Depuis la nuit des morts vivants de George A. Romero sorti en 1968, les zombies n’ont eu de cesse d'hanter les salles obscures. Cinquante ans plus tard, et malgré un nombre incalculable de tentatives d’éradication, les morts-vivants n’ont toujours pas trouvé le chemin du cimetière. Pour notre plus grand plaisir. Présenté aujourd’hui en hors compétition au Festival International du Film Fantastique de Gerardmer, et attendu sur nos écrans le 7 mars prochain, la nuit a dévoré le monde de Dominique Rocher s’inscrit dans la droite ligne de l’héritage de Romero, et nous offre à la fois un pur survival horrifique et une bouleversante réflexion sur l’existence.
Adapté du roman éponyme de Pit Agarmen (pseudonyme de Martin Page) paru en 2012, la nuit a dévoré le monde plante son décor dans la capitale française. On y découvre un jeune homme, Sam, qui au lendemain d’une fête, se réveille seul dans un appartement avant de se rendre compte bien vite que Paris est envahie de zombies et qu’il semble être l’unique survivant. Il va alors devoir s’organiser et lutter pour sa vie. Mais est-il vraiment le seul survivant ?
Pour son premier long-métrage, le réalisateur français Dominique Rocher a choisi de s’attaquer au genre fantastique, et plus précisément aux zombies. S’il concède que les spectateurs ont un imaginaire très fort concernant les morts-vivants, le réalisateur a pris le parti d’oser des choses, afin de trouver sa propre représentation du zombie. «On s’est dit qu’on allait essayer plein de choses » nous a confié Dominique Rocher. « on s’est réuni un jour dans un jardin et on a tenté plusieurs attitudes afin de déterminer ce qui fonctionnait, et ce qui ne fonctionnait pas. Au final j’ai décidé de travailler en étroite collaboration avec un chorégraphe, qui a réussi à trouver la gestuelle des zombies. Je n’avais pas envie qu’ils grognent, ou fassent du bruit en respirant, car je les considère comme des êtres morts, et donc sans air. J’avais envie qu’ils soient le plus réaliste possible et qu’ils conservent leur humanité dans la façon dont ils se déplacent. »
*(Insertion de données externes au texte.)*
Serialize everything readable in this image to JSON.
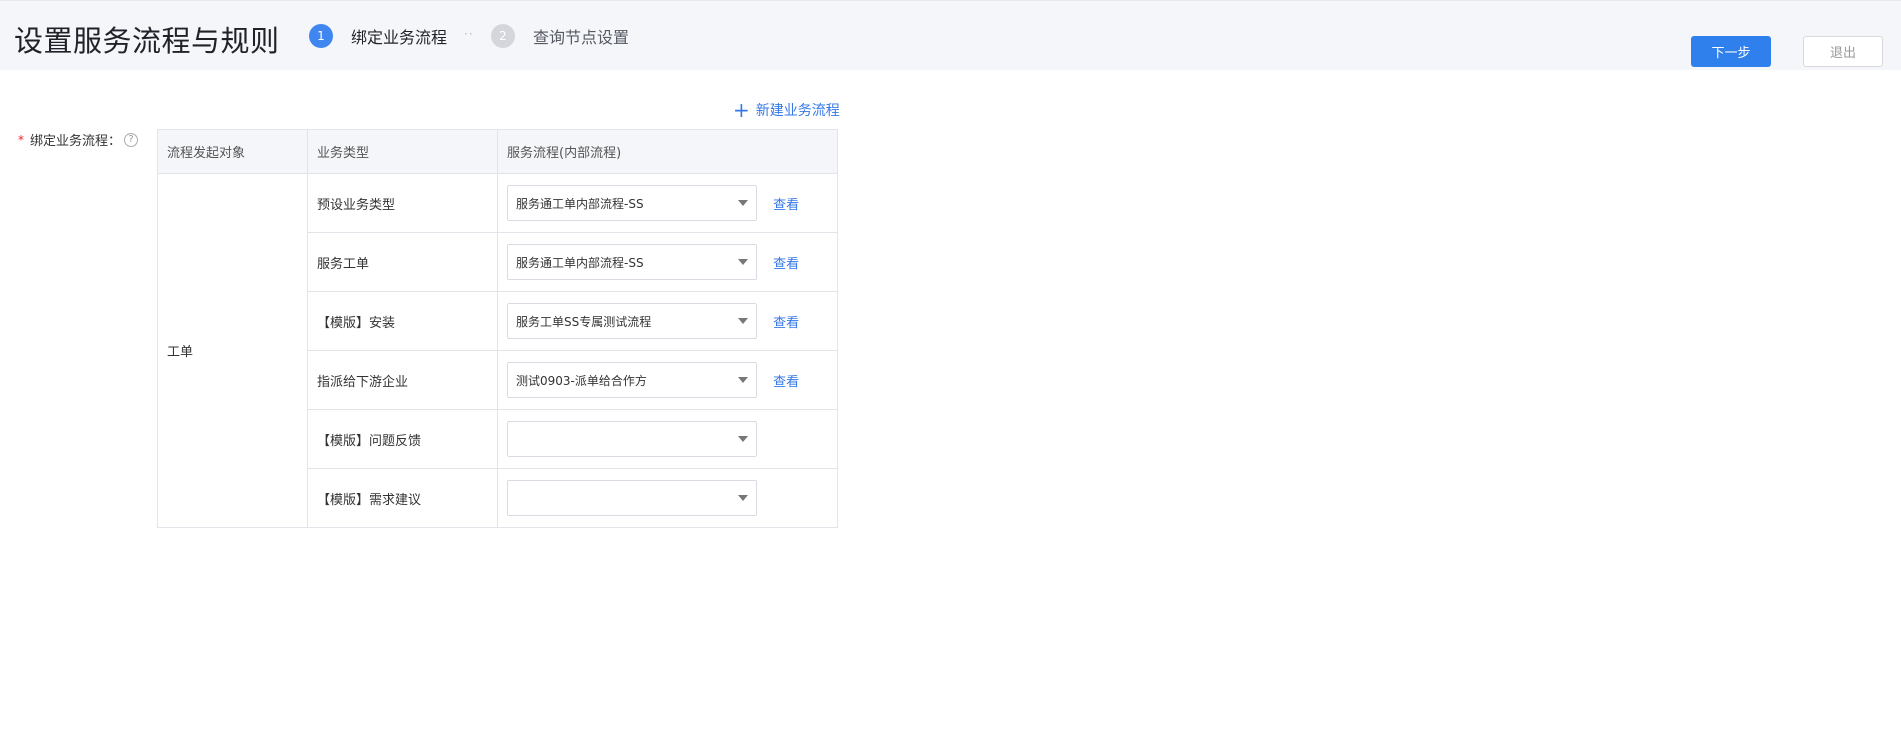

Si chez George A. Romero, les zombies sont une métaphore du racisme aux États-Unis, ici ils représentent ceux que le personnage principal redoutent le plus : les autres. Enfermé dans une bulle au coeur d’une immense ville, Sam, misanthrope invétéré, illustre le profond mal-être que peuvent ressentir les habitants de Paris ou plus largement des grandes villes, lorsque la proximité avec l’autre se fait étouffante. « Les gens s’isolent de plus en plus et en même temps s’en veulent de le faire, et se sentent coupables de rejeter l’autre » nous confie ainsi Dominique Rocher.
Loin d’être seulement une réflexion existentielle, le film doit sa réussite à cet équilibre toujours respecté entre le pur survival horrifique qui ne lésine pas sur l’hémoglobine et le cheminement psychologique du personnage qui emmène à se demander si l’être humain est capable de survivre seul au monde indéfiniment.
Tourné avec un budget de 2,5 millions, en seulement 40 jours, la nuit a dévoré le monde est une preuve supplémentaire, s’il en fallait, que nous sommes capables, en France, de produire des très bons films de genre. Après le succès de Grave l’année dernière et l’arrivée de Revenge, dans la brume et ghostland dans les prochaines semaines, le cinéma fantastique français retrouve un dynamisme qui nous manquait et que nous sommes fiers de soutenir.